De passage au Parc d’Enghien, la chanteuse a mis au point plusieurs dossiers. Exclusif !

Lââm opérait son retour en Belgique ce samedi 19 mars à l’occasion du Festival Midi-Minuit en Wallonie Picarde. Entre le classique et le style gangsta, elle est sortie d’une grande limousine pour ensuite faire, vers 22 h 50, une entrée de star dans une salle d’Enghien pour interpréter quatre titres, parmi lesquels sa reprise de Michel Berger Chanter pour ceux qui sont loin de chez eux . Le seul single de sa carrière numéro 1 à l’automne 1998… seulement chez nous.

"Je le dis sincèrement : j’ai une histoire forte avec votre pays, confie Lââm. À cause de Notre-Dame de Paris et Belle, j’ai toujours été n°2 en France mais pas chez vous. C’est le cœur de l’Europe… et d’ailleurs, Marvin Gaye est venu dans votre pays à la fin de sa vie."

Attablée un petit moment avec nous, elle nous donne également ses impressions sur l’excellent accueil qui lui a été réservé à Enghien : "On m’a placée dans un hôtel où officie l’ancien cuisinier de François Mitterrand !"

Deux nouveaux disques. Musicalement, Lââm avoue avoir tourné la page de son précédent album qui ne verra pas le jour à cause de soucis causés par le producteur. "Je ne vous en parlerai pas car ça m’a heurtée comme jamais. Mais je sors cet été un duo avec un rappeur style Shaggy." Et pour enterrer comme il se doit ce projet avorté, l’artiste sortira, sur deux ans, deux albums.

Le premier rendra hommage aux années 80 tandis que le second sera composé de chansons originales et a déjà son single de lancement : Femme libérée, un titre sur les femmes battues dont Lââm a coécrit les paroles et composé la musique. "Ma voix sera placée a capela sur internet et je lancerai un appel au meilleur remix. Ensuite, j’en choisirai un pour probablement lancer le single en septembre prochain."

Mais Lââm insiste : elle prendra son temps. "J’ai eu beaucoup d’échecs dans ma carrière.
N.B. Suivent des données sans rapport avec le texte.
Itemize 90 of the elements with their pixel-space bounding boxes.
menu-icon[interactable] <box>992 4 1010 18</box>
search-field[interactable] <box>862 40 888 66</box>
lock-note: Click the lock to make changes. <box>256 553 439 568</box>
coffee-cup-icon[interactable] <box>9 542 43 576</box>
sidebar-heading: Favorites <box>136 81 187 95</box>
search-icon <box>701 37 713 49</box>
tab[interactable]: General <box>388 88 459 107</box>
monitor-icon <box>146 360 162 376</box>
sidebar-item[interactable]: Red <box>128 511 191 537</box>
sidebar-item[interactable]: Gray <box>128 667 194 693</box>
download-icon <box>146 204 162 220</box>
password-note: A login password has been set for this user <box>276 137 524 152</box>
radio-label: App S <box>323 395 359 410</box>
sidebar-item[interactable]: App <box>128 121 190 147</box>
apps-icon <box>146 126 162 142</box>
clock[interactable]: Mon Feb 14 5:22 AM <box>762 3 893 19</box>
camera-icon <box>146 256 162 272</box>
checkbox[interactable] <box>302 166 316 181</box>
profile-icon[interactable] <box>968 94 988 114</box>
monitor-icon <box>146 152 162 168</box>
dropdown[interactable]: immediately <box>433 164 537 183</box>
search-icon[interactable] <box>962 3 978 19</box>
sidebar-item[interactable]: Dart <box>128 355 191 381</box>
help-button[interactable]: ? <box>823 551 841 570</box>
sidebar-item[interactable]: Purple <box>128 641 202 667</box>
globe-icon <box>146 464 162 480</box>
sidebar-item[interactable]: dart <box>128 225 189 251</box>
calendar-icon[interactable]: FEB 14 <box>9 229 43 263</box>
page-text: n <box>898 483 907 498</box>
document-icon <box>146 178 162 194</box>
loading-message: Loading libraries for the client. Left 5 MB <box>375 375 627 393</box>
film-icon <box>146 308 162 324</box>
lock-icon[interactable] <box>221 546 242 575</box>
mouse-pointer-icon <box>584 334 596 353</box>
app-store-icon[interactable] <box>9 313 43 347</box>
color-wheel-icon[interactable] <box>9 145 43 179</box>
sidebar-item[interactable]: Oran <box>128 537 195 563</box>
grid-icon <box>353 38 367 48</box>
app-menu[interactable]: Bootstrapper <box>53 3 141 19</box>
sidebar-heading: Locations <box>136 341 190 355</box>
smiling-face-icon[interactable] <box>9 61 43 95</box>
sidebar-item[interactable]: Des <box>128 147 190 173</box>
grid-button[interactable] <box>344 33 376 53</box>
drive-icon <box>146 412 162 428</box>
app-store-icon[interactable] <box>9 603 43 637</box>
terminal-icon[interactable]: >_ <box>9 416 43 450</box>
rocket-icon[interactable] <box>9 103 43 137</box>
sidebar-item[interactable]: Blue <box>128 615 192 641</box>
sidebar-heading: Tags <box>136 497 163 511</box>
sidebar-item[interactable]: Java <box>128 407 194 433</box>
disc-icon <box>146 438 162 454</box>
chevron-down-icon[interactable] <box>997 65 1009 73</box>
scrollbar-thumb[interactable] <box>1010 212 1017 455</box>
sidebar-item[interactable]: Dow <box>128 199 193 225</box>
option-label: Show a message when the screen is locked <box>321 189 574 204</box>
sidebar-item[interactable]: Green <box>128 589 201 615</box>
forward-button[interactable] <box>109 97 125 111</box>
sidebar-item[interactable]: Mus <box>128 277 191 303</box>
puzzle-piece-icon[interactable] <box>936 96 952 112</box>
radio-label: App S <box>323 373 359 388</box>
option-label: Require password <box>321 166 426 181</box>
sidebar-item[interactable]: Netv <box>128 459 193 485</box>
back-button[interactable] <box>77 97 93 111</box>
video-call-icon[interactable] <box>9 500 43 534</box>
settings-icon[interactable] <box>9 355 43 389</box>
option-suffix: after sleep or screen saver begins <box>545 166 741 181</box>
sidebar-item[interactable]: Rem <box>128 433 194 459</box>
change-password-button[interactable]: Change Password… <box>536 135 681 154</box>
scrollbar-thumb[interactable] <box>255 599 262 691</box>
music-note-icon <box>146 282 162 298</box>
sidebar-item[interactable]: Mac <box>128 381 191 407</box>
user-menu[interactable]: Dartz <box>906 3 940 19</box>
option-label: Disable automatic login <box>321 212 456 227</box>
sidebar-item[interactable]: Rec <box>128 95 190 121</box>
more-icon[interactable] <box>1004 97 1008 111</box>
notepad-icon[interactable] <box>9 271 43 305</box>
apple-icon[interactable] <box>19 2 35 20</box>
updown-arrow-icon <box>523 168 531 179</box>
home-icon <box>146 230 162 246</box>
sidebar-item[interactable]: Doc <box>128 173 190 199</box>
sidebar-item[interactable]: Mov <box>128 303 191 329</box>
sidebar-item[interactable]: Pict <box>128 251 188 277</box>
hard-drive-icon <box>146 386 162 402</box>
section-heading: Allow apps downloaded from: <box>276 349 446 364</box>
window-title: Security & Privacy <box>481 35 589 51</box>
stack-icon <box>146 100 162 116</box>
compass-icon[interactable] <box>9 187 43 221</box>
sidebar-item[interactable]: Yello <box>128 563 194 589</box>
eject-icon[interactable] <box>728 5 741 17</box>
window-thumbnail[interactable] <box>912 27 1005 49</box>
C’est un métier difficile où il faut avoir les reins solides. Tout est encore en chantier car, justement, je ne peux pas me permettre de faire n’importe quoi. Mais je ne suis pas la seule artiste des années 90 à me battre pour rester dans ce métier…"

Durer, oui, mais pas à n’importe quel prix, insiste-t-elle. Elle avoue qu’elle réfléchit à une proposition de TF1 pour une émission à venir mais qu’elle a refusé Splash et d’autres choses : "Hors de question que j’aille dans Danse avec les Stars, je ne suis pas danseuse ! Je préfère faire des galas."

Enfin, elle est revenue sur ce qui a fait son actualité ces dernières semaines: son absence lors du spectacle des Enfoirés. "J’avais annoncé mon départ de la troupe sur le réseau Twitter. Je tiens à préciser que je n’ai pas été virée ! J’avais d’abord accepté d’être sur scène et sur le single Liberté, avant de me rétracter pour faire un break. Cela évite les critiques qui affirment que je profite des Enfoirés pour me montrer. Jean-Jacques Goldman m’a tout de même affirmé me garder une place dans les années à venir."